On April 2, the “stay at home” order changed to “stay local”, allowing travel within a local authority area for non-essential purposes.
Hairdressers and barbers opened in Scotland for pre-booked appointments on April 5.
Click-and-collect shopping also resumed, and homeware shops and garden centres began welcoming back customers.
From April 16, people were able leave their local authority area for the purposes of socialising, recreation or exercise, though travel between the mainland and some islands was not be permitted.
Rules on gatherings were also relaxed, with six adults from up to six households able to meet up outside.
– From April 26:
Scotland moves from Level 4 to Level 3 of the Scottish Government’s five tiers of restrictions.
Up to six people from two households can socialise indoors in a public place, such as a cafe or restaurant.
Hospitality venues like cafes, pubs and restaurants can open until 8pm indoors – but without alcohol – and outdoors where alcohol is allowed to be consumed.
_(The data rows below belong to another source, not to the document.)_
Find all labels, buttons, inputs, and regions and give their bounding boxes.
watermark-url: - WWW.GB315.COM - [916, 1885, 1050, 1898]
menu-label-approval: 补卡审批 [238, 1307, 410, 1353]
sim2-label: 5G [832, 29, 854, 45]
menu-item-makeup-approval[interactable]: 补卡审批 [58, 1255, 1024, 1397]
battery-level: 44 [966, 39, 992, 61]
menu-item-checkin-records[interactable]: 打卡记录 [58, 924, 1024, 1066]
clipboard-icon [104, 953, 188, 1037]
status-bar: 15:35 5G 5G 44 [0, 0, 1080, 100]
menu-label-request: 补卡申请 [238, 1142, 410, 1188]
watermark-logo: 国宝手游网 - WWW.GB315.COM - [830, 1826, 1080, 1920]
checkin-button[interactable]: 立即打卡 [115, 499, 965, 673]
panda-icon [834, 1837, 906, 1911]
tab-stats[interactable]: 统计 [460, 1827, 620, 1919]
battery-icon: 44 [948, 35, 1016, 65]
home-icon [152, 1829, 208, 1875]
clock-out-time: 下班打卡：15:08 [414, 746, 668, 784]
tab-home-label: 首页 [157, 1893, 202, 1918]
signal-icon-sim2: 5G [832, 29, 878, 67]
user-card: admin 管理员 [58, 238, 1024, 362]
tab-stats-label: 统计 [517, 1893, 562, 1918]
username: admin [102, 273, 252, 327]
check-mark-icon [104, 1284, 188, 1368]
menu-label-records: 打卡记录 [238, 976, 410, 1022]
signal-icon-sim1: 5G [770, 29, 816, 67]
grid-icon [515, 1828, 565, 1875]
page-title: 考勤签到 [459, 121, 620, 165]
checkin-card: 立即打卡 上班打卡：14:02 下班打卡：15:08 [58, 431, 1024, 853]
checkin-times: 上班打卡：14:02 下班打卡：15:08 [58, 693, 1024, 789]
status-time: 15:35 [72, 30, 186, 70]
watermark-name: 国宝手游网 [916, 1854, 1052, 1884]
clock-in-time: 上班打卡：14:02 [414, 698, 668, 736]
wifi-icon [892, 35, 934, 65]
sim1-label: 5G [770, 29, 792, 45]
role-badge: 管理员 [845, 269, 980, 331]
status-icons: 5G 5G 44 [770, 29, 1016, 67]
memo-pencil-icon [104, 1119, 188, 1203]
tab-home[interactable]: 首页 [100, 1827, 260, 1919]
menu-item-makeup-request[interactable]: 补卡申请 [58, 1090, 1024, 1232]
Local licencing laws will apply outdoors.
Gyms and swimming pools can open for individual exercise.
All shops, stores and close contact services can open.
Tourist accommodation can open with restrictions in place.
Driving lessons and tests can resume and close contact services, such as beauty parlours, can also return.
Non-essential work inside people’s homes – such as painting, decorating or repairing – can take place.
Funerals and weddings – including post-funeral events and receptions – will be allowed to take place with up to 50 people and alcohol permitted.
Indoor attractions and public buildings such as galleries, museums and libraries can open.
Travel between Scotland, England and Wales will be permitted.
Adults on the shielding list can return to the workplace, if they cannot work from home, while children who have been shielding can return to school
– From May 17:
Scotland moves from Level 3 to Level 2.
Up to four people from two households can socialise indoors in a private home, and six from three households in public places.
Up to eight people from up to eight households can meet outdoors.
Pubs can open and sell alcohol indoors until 10.30pm. Local licencing laws will apply outdoors.
Outdoor adult contact sport can restart.
Cinemas, theatres, comedy clubs, amusement arcades and bingo halls can open.
Universities and colleges can return to a more blended model of learning.
Non-professional performance arts can resume outdoors.
Outdoor and indoor events can resume. Maximum capacities indoors of 100, outdoors seated of 500 and outdoors free-standing of 250.
– From June 7:
Scotland moves from Level 2 to Level 1.
Up to eight people from up to three households can socialise indoors in a public place and up to six people from up to three households in a private place.
Up to 12 people from 12 households can socialise outdoors.
Hospitality can remain open indoors until 11pm.
Attendance at events can increase, with maximum capacities indoors of 200, outdoors seated of 1,000 and outdoor free-standing of 500.
Funfairs and soft play can open.
– From late June:
Scotland moves from Level 1 to Level 0.
Up to 10 people from up to four households can meet indoors in a public place and up to eight people from up to four households in a private place.
The limits on meeting outdoors changes to 15 people from 15 households.
The number of people allowed at events will increase.